Politics of Vocational Education

Vocational Education is in deep trouble. Despite its new-found charm - it is often flaunted as the panacea for development problems - all its existing model is out of date. All the money being poured into it, and quite a bit of money is being poured into it globally, is going down the drain. And, this is not just an implementation problem: There is a deep idea problem here.

Vocational Education is currently perceived to be a canon fodder for a non-existent canon. The received wisdom is that all the developing countries of the world would go through the stages of industrial development that the developed world has gone through. And, therefore, they need to build up a skilled workforce, using the lessons learned in these industrial countries. They are lucky, they don't have to go through the trial-and-error, the social upheavals, that the developed nations had to go through: They just have to pay up to buy the ready standards and intellectual properties from these developed nations.

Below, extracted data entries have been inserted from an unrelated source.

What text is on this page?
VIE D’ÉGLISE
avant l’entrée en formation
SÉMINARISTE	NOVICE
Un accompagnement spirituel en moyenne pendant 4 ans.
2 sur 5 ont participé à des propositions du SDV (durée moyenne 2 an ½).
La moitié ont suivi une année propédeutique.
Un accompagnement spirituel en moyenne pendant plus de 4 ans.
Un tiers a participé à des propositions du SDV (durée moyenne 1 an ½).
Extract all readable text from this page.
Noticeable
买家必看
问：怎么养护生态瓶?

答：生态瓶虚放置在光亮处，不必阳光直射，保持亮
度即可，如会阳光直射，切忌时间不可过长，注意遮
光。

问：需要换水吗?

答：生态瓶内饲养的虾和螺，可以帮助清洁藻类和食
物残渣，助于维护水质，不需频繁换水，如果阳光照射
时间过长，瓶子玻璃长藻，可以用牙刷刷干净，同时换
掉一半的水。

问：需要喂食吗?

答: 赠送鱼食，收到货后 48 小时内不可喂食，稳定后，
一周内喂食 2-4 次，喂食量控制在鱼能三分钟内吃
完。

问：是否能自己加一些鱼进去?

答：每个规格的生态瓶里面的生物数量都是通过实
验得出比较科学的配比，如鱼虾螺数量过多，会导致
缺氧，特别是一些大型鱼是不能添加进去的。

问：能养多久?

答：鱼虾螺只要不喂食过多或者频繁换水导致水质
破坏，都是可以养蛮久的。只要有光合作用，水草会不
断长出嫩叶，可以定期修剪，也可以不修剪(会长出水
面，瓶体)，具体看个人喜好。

It is a simple prescription, fully packaged along with the loans and funds to buy such standards and eager delegations pouring over from both sides and downing adequate amount of Champagne to seal deals. But this model only buys indebtedness and if anything, produces more social strife, not less. This is because the stages of industrial development that we may be preparing for may never actually happen.

Sometimes one gets the eery feeling that politicians never read their own speeches. Because, it is they who try to lecture people, who care to listen, about how we are living in the midst of a profound change and how all the models we knew henceforth are going to be obsolete. They create beautiful rhetoric - change has changed - and plan ambitious projects. And, despite such deep wisdom, they believe the future will be an extension of the past and what worked so far is the best model for what needs to happen next.

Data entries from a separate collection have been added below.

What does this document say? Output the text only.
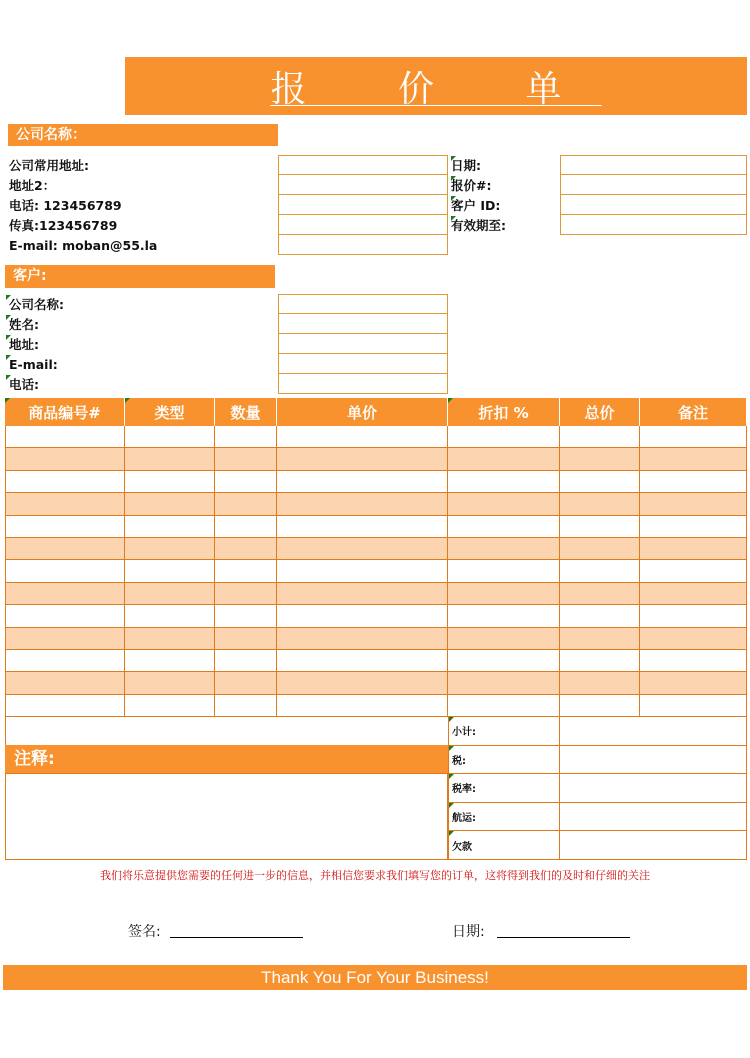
报 价 单
公司名称：
公司常用地址:
地址2：
电话: 123456789
传真:123456789
E-mail: moban@55.la
日期:
报价#:
客户 ID:
有效期至:
客户:
公司名称:
姓名:
地址:
E-mail:
电话:
商品编号#	类型	数量	单价	折扣 %	总价	备注
注释:
小计:
税:
税率:
航运:
欠款
我们将乐意提供您需要的任何进一步的信息，并相信您要求我们填写您的订单，这将得到我们的及时和仔细的关注
签名:	日期:
Thank You For Your Business!
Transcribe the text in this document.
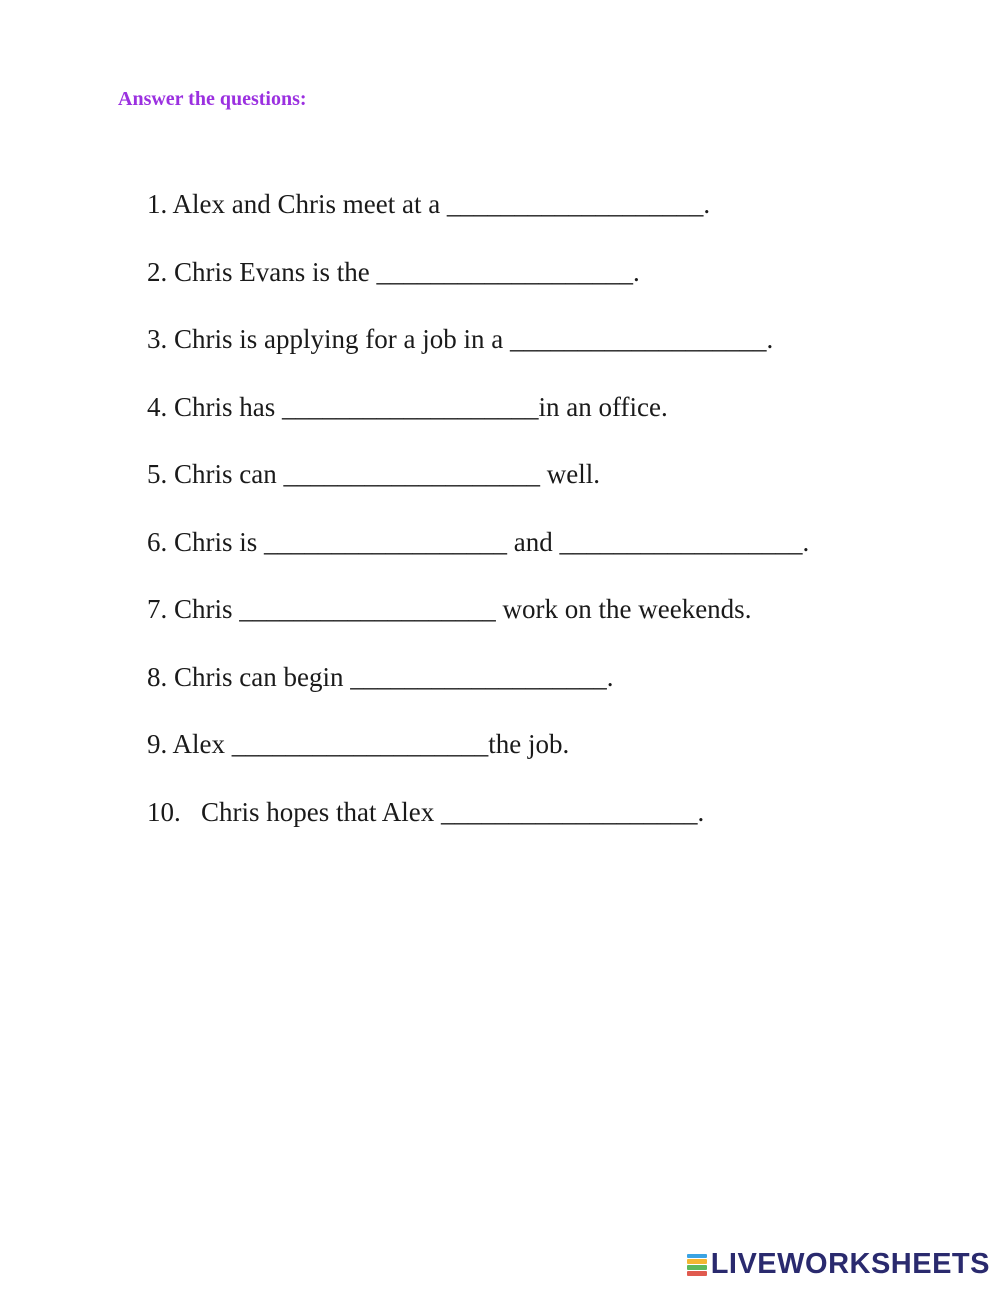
Answer the questions:
1. Alex and Chris meet at a ___________________.
2. Chris Evans is the ___________________.
3. Chris is applying for a job in a ___________________.
4. Chris has ___________________in an office.
5. Chris can ___________________ well.
6. Chris is __________________ and __________________.
7. Chris ___________________ work on the weekends.
8. Chris can begin ___________________.
9. Alex ___________________the job.
10.   Chris hopes that Alex ___________________.
LIVEWORKSHEETS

But it is the disruptive vision of change which indeed looks more plausible when one looks at the tipping point of technology and economics that are playing out in the modern workplace. It is not one or the other of those things, but the convergence of all the trends that clarify a shape of the future, which is indeed not pleasant for most of the human beings. There may be an instinctive denial of the sci-fi type age of the machines scenario, but at certain parts of the world, say California, it looks more plausible than it does elsewhere. Combine that with the ruthless economics of the banking types based in New York or London, the rise of socially disconnected business (this is not about social media, but what we used to know as society) where profits trump everything else and every grain of efficiency must be sought and exploited, one knows that we are not just looking at a different kind of workers but a whole new path of economic development itself. And, indeed, all those developing countries in love with the industrial revolution, they are comatose in the middle of a Rip Van Winkle sleep.

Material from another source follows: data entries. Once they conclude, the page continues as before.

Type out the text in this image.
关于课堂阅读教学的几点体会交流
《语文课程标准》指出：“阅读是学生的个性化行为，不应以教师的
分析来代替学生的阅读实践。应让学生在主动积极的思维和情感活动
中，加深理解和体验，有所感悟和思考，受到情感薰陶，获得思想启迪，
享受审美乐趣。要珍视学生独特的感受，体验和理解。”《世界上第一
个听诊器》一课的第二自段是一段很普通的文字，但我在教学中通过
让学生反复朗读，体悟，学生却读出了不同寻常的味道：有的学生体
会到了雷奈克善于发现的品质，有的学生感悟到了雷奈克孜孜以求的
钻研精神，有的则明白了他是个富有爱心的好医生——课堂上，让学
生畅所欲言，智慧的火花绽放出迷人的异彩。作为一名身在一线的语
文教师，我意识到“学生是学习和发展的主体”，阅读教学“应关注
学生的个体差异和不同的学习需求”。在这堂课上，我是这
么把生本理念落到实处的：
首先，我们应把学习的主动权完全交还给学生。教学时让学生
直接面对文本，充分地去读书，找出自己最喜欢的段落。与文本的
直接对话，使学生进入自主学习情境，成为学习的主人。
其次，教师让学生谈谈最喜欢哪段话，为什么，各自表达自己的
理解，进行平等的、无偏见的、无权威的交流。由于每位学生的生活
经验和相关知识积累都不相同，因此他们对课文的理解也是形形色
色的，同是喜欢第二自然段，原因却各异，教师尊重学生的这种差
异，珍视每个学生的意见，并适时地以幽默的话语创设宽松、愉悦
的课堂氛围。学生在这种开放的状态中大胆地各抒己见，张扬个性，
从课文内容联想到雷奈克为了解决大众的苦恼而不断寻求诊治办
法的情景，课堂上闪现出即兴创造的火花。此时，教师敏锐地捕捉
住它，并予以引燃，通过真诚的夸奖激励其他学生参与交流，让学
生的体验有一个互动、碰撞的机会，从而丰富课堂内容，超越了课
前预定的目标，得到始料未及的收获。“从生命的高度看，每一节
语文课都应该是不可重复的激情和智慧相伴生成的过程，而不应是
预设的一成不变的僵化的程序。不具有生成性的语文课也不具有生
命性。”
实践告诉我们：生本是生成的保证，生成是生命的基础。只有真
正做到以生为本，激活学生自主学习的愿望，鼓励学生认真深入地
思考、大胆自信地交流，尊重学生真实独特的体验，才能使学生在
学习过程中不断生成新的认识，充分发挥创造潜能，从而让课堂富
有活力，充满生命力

So, this model of entry level skills training, for those who can't think, is all but obsolete. It is a political weapon, alright - it makes people feel responsible for their own failure - but it does nothing to alter a country's attitude or course of its economic development. True, most of the governments in these countries are no longer governments but clearinghouse of investor interests, and therefore, they don't care much to disenfranchise most of the country's populace and about denying them a fair chance in life. However, the tipping point of technology and economics may not just bring forth an exclusion of just the poorer classes of population of these developing countries, but of the whole countries themselves: It may indeed shut out the national elite of these countries from the cozy comfort of being called to Davos they have gotten used to. Once the tipping point is reached, they will be relegated to the dustbin of history (or the claustrophobic embraces of a dying earth, if it comes to that) just as their fellow countrymen. Globalisation of privileges may make them feel, at this very moment, a worldwide solidarity of moneyed people, but dog-eats-dog usually starts in poshest clubs.

Each nation unto itself, I am saying: The nation state isn't passe and the scramble for skills have started. If one needs to learn from the lessons of industrial Britain or Germany, one needs to look beyond the stages of history and understand the spirit of national envy and competition, which in turn created a solidarity and compromise with national labour movements and created a common platform for skills training. The new nations don't need the same skills, but they may need the national solidarity and the spirit of innovation (rather than copying the model) to shape their own paths. This means a new vocational education - one leaned towards the economies of the future rather than that of the past, one designed to enable the workers with enterprise, innovation, flexibility rather than defined by the mantra of worldwide industrial hierarchy - wedded to a defined national industrial strategy. The time for national Ministries of Talent has come, and new national coalitions are now overdue: Vocational Education is an essential ingredient in this new national order. It is needed, but for a different reason and in a different shape than we talk about it today.